Nella ripresa i blucerchiati entrano in campo con un piglio diverso, più aggressivi. Viene ammonito Koulibaly per fallo su Candreva (al 24’ era stato ammonito anche Manolas). Gli azzurri hanno una occasione d’oro per il 2-0: al 51’ ripartenza per il Napoli con Fabian che verticalizza per Zielinski il cui tiro in porta, a colpo sicuro, viene mandato da Audero in calcio d’ angolo. Al 53’ fa tutto Fabian ma tira alto e un minuto dopo Insigne raccoglie la respinta di Audero su tiro di Fabian ma anche qui l’estremo difensore blucerchiato si supera. Il Napoli ha ripreso nelle mani il pallino del gioco, esercita una certa pressione provando a chiudere la gara.
Al 61’ e al 64’ Ospina si fa trovare pronto su Quagliarella e Gabbiadini. Al 66’ la Samp sostituisce Quagliarella con Keita.
Al 73 momenti di confusione in area del Napoli. Palla in angolo. Ospina a terra, sospetti crampi muscolari ma il portiere resta in campo nonostante Meret fosse già pronto a subentrare. Gattuso ne approfitta per sostituire Politano e Zielinski con Lozano e Mertens. Nel frattempo segna per i doria Thorsby di testa ma il Var richiama Valeri al controllo e l’arbitro annulla per fallo del norvegese su Koulibaly.

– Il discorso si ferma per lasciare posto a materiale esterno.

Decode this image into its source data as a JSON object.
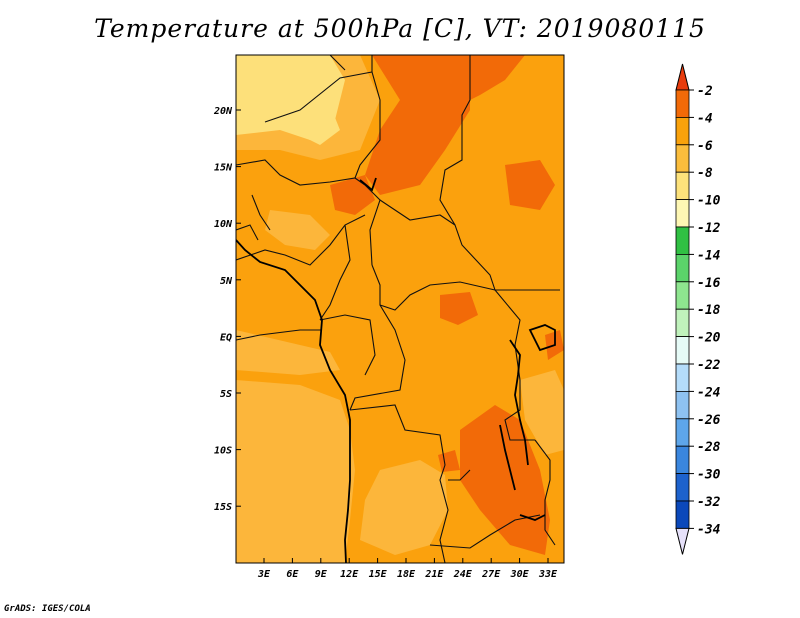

Il match resta vivo e fa registrare continui capovolgimenti di fronte. Fa la sua parte Osimhen all’87’: palla persa dalla Samp e verticalizzazione immediata per il nigeriano che in corsa brucia Yoshida e batte Audero per lo 0-2.
Due sostituzioni per il Napoli al 90’: fuori Insigne per Elmas e Fabian per Bakayoko. L’arbitro Valeri concede sei minuti di recupero. Ma gli azzurri difendono bene e chiudono la gara portando a casa i tre punti.